ERDOGAN. In 2003, Recep Tayyip Erdogan became Prime Minister of Turkey before becoming the President thereafter. However, his political opponents have since expressed concern about his tendency to adopt authoritarian and Islamist behavior. The question now arises whether he will be re-elected president.

[Updated May 14, 2023 4:27 PM] For the first time since 2003, Turkish President Recep Tayyip Erdogan is facing strong unpopularity as the May 14, 2023 elections could upend the Turkish political system. According to the Politico site, Erdogan’s main opponent, Kemal Kiliçdaroglu, would come first in the first round with 49% of the vote, against 47% for the outgoing president. In the event of a second round between the two politicians, the pollsters give Kiliçdaroglu the winner with 51% of the votes, but these very tight figures call for caution.

This unpopularity is largely due to the controversial management of the government following the earthquake that occurred in February 2023. Prices have exploded in the country, with inflation of 50% in March 2023, according to Franceinfo. Faced with this rise in prices and the collapse of the Turkish lira, the president decided to lower the key rates of the Turkish central bank, which is contrary to the recommendations of economists. This unpopular economic policy led to a sharp decline in Erdogan’s popularity.

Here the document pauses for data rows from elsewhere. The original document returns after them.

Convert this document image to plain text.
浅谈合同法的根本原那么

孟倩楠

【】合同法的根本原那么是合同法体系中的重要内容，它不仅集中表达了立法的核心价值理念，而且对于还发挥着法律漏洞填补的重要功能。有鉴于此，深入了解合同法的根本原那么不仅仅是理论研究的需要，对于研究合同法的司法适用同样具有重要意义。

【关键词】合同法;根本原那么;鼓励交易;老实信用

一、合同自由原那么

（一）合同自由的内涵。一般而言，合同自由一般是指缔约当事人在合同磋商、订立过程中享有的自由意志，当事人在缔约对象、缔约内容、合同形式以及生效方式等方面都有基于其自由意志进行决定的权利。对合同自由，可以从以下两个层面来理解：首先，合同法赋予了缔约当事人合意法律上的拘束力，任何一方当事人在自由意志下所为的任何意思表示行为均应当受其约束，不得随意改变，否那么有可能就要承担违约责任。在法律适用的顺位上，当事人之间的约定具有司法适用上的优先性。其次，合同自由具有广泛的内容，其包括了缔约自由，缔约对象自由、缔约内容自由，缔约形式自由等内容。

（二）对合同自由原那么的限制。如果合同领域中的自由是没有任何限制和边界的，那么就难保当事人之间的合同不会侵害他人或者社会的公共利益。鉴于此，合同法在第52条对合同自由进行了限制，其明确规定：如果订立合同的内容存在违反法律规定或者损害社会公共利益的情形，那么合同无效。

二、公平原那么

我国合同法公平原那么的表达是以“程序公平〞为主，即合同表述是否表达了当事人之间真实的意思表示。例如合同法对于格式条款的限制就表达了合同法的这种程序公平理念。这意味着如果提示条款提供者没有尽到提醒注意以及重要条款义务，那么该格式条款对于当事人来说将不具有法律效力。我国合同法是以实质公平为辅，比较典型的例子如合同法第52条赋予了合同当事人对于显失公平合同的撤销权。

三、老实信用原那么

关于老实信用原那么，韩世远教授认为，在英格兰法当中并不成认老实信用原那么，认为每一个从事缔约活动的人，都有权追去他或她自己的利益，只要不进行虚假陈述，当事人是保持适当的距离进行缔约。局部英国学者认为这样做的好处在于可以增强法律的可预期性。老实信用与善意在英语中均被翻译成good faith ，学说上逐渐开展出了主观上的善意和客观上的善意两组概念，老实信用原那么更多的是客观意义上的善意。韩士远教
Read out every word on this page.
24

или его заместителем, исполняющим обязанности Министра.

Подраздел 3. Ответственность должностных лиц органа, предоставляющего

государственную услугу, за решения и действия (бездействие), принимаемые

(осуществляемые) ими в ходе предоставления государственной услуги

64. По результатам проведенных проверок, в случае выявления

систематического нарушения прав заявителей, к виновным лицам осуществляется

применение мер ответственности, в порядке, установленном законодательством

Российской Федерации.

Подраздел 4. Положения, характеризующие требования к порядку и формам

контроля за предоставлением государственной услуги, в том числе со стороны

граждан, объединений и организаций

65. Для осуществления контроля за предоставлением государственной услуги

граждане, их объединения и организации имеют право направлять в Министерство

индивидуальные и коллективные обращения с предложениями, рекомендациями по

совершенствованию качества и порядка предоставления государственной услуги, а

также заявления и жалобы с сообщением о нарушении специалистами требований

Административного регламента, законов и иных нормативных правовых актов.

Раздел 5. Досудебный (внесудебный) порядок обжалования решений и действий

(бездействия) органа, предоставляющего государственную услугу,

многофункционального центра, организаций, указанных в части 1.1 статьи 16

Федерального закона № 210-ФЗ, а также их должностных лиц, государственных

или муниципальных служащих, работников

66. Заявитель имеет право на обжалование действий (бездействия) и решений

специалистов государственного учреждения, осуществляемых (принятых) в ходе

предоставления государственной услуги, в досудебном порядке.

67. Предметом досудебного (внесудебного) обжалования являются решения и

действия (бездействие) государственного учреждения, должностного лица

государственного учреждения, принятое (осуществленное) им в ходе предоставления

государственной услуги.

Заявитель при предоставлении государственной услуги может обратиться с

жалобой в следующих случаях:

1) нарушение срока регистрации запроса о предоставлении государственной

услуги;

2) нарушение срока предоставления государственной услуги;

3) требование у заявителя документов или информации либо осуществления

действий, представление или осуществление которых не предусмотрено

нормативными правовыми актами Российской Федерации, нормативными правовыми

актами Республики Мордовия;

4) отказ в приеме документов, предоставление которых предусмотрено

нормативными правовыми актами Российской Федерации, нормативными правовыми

Since a failed coup in 2016, the conservative Turkish president has finally made an authoritarian turn. Many political opponents were imprisoned, while a purge was carried out in state services. Erdogan has also taken an authoritarian turn, putting religion back at the heart of his political project. Protests are repressed, women’s rights and freedom of the press are restricted. The Kurds have become the target of the Turkish president, especially since the failed coup of 2016. After a referendum in 2017, Erdogan established a presidential regime which considerably strengthens his powers. The post of Prime Minister is abolished and its prerogatives are transferred to the President.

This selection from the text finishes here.